When the urinary and fecal incontinence visited Abby I was angry at first, I would yell at her, but I thank our Almighty God that’s all I did---I never spanked her, etc., I knew she didn’t do it on purpose, she simply couldn’t hold it. I then would put her in the heated garage all day and let her pee and poop with reckless abandon. I didn’t enjoy the clean up after a full day at work and I am sure I cursed her many times, but then I would go in and eventually give her the big dog doggy milk bone she knew she would get every nite about 8 p.m. It didn’t matter if I was upstairs of outside or downstairs, she knew when it was 8 and time for her bone and she would find me and nod at me or beckon me or lead me to the cabinet where the bones were. She was so happy and content after getting that simple morsel, I wish I could please my fellow man so easily…

The day before she died Abby was not well, she couldn’t get up without help, she didn’t care about food. The next day she wouldn’t go outside or get up. She was just laying there in the living room, breathing hard, very lethargic. Fortunately, I came home for lunch and Jomay asked me to look at her. As I listened to her heart and chest with my home stethoscope, saw her eyes and mouth, etc., I realized she was in her last stages of death. She had no pain, and when I told Jomay she was dying we just held her together, saying her name and petting her and she seemed so very happy to spend her last moments with us. My son Jeff told me he thought she was very sick and would die that day when he saw her in the morning. What is mind boggling to me is that she lay there, for hours and hours, in her final moments, and would not give up her ghost until I was there.
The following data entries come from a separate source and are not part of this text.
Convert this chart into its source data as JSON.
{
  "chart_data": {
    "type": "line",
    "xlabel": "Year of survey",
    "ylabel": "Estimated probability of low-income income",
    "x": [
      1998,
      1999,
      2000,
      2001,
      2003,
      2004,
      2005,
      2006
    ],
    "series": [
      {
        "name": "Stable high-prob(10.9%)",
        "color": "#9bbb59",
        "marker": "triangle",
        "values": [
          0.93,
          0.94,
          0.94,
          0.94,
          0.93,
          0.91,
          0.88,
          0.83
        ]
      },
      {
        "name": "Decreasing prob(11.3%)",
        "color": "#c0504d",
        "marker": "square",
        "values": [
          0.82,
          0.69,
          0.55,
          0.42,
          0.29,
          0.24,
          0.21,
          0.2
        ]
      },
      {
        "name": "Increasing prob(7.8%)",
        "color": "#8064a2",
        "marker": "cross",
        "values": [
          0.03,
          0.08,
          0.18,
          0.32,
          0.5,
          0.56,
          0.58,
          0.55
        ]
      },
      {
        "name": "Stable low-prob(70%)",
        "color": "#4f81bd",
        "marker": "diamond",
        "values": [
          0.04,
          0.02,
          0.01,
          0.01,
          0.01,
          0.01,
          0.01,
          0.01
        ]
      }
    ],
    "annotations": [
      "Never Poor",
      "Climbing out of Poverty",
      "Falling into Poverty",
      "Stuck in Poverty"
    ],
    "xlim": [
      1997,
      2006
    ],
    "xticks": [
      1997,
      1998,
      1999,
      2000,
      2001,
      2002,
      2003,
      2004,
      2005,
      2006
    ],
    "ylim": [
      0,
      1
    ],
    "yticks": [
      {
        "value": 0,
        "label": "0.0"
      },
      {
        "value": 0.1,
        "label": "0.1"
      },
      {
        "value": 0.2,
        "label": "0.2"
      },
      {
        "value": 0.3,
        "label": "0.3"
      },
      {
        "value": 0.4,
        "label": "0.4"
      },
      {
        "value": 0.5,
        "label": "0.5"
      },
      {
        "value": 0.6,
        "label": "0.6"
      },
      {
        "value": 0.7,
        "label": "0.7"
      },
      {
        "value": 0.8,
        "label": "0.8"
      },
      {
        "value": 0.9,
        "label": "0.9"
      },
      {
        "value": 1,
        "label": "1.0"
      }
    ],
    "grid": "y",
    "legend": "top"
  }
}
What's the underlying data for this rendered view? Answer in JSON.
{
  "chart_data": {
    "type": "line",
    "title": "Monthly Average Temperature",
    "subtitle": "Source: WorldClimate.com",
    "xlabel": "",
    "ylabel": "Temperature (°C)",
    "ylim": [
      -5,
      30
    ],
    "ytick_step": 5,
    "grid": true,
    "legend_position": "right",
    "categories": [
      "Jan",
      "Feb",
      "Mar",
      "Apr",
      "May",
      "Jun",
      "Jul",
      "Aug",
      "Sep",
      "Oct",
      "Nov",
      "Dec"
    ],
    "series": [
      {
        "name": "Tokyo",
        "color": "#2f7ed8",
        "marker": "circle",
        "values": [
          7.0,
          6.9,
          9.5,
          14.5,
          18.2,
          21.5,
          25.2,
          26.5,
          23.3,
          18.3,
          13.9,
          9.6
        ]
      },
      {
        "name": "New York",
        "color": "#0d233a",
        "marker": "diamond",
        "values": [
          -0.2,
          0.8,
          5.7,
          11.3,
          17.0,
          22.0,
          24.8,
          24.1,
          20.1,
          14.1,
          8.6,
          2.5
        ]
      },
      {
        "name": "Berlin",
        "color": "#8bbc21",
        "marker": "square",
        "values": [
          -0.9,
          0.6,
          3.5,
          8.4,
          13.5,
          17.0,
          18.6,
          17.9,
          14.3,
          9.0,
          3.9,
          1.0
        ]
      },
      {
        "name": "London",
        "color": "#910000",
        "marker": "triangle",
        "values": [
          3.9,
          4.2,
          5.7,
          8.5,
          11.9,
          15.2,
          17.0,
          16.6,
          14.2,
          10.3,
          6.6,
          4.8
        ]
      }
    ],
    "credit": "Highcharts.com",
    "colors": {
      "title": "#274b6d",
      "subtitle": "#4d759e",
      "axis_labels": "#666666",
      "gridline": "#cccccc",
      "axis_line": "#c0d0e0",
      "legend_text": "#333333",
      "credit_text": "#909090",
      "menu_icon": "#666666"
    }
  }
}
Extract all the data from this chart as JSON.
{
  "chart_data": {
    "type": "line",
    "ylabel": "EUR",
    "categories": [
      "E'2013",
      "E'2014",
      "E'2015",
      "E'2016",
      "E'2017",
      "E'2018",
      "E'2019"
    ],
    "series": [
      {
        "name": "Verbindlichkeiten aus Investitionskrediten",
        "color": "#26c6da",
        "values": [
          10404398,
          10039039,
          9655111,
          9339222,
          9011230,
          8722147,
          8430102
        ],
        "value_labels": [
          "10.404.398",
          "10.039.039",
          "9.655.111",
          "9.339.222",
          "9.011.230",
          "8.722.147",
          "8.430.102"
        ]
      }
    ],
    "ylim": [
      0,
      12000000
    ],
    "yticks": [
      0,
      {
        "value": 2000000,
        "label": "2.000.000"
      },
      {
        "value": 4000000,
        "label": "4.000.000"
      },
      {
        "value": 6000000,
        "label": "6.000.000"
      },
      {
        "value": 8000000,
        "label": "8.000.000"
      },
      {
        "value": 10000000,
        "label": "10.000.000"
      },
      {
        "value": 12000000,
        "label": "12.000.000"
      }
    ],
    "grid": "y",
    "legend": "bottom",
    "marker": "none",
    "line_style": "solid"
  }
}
I wasn’t home 30 minutes when she died. You know how we humans hang on for that last son or daughter, etc. to get home before we pass on? Yeah, there are multiple stories about that. Well, my loyal loving dog Abby did that for me---she held on long enough for me to get home and hold her and pet her and tell her it was o.k., and she died in my arms. That is “Grace Under Pressure” and love from an animal that I don’t see in many of us my friend. I don’t think I have it, I am humbled by it.

I did ok until the next night when I had to go out back with the pick-ax and slowly work my way thru the frozen sand and rocks and dig her grave. I haven’t cried that hard since we lost my father and father-in-law, I worked for hours and hours digging away and making a grave deep enough to keep the coyotes out. As I dug I remembered how she waited for me, how she always loved me when I was angry or sad or it didn’t matter what I was, she loved me despite myself. She loved me unconditionally, she loved me in grace under pressure of old age and her dying breaths. She loved me because she was just a loving pet, made that way, lived that way, died that way. I’m sorry, I can never do this again, I can never have another pet. There could never be another pet like Abby. I’m just going to stop there and remember my very loving, loyal friend who exemplified grace under pressure. Imagine that, a heavenly gift from but a lowly boxer, but Wow, what a gift indeed.